According to a recent government consultation document, Tokyo is looking to focus a significant portion of its revised national defense strategy on deterring adversaries in cyberspace—a first for the country. As over thirty countries develop offensive cyber capabilities, Japan seeks to specifically deter cyber operations that can disrupt Japan’s national security or threaten the lives or rights of Japanese citizens. The document also notes that Tokyo will use all of its diplomatic, economic, and technological means to achieve its deterrence aims, though it interestingly never references the use of the SDF as part of its deterrent. Japan’s emphasis on deterrence is consistent with discussions it has had with the United Kingdom and the United States.
So far, there has been little discussion on how exactly Japan will deter adversaries. There are generally two approaches to deterrence: by punishment or by denial. Under the first approach, Japan would threaten adversaries with a punishment so severe that they would refrain from attacking it.
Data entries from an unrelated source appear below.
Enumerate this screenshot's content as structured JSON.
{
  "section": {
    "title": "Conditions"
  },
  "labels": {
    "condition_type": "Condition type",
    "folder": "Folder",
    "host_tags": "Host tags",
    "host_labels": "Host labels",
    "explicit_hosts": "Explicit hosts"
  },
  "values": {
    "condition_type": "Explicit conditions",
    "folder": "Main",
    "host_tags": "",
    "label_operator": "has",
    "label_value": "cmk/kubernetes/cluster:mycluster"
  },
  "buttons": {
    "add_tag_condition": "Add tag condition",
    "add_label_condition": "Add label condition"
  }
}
Effectively punishing adversaries in cyberspace requires a lot of preparatory work, much of which needs to be done before an attack occurs. For example, if Japan wanted to shut down an adversary network in response to an attack against it, Japanese cyber operators will need to have already identified which networks are important to the adversary, what software they run and vulnerabilities it might have, and exploited them. This preparatory work should ideally take place before Japan is attacked if it is to punish its attacker a timely manner and send the signal it wants to send. Under the constraints of Japan’s constitution, it’s unclear whether any of these offensive operations to prepare the battlefield, even in support of deterrence approach or to respond to an armed attack, would be legal.
The second approach, deterrence by denial, requires Japan to improve its cyber defenses to the point where any prospective adversary would simply not bother attacking it given that the costs of attack outweigh any benefit. That would require that Japan understand the cyber threats it faces, and make the necessary strategic investments in cybersecurity technologies and professionals across the Japanese government and business.
That may prove challenging because the Japanese employment system and intelligence community differ completely from those in the United States or the United Kingdom. Japan still largely depends on a lifetime employment system, where an employee will start with one company and remain there until he or she retires. As a result, cybersecurity experts that have cut their teeth in the Japanese government or intelligence communities rarely move to the private sector. The lack of cross-pollination between the government and private sector also makes it challenging for government to understand the threats business face and how to protect them. Deterrence by denial won’t work if Japan does not avail itself of all of the tools at its disposal to increase the costs to prospective attackers.
Japan’s emphasis on deterrence, and the challenges that brings, comes at the same time that the United States, its most important ally and security guarantor, seems to be shifting away from that approach to cyberspace. According to a new U.S. Cyber Command strategy, Washington has largely given up on deterrence given that very few cyber operations raise to the level of an armed attack and makes them impossible to deter. Instead, the United States will pursue a strategy of persistence to contest an adversary’s capability. In other words, the U.S. cyber operators will engage in “hand-to-hand” combat with adversaries in cyberspace to achieve superiority, instead of trying to change an adversary’s calculus from attacking in the first place.
The U.S. emphasis on persistence, however, is not necessarily applicable to Japan given its pacifist constitution. If most cyber operations occur below the armed attack threshold and Japan cannot use the SDF until it is attacked, Japan likely has little leeway to engage in hand-to-hand combat online.
Notwithstanding the challenges Japan faces in developing a doctrine for offensive cyber operations, the fact that it is having the discussion in public at all is a welcome development. The WannaCry incident galvanized Japan’s attention, and for the first time, the country joined the United States, United Kingdom and others in attributing the cyber operation to North Korea. It is vital for Japan to start a conversation on intelligence, deterrence, and what it can and can’t do in cyberspace within its constitutional constraints.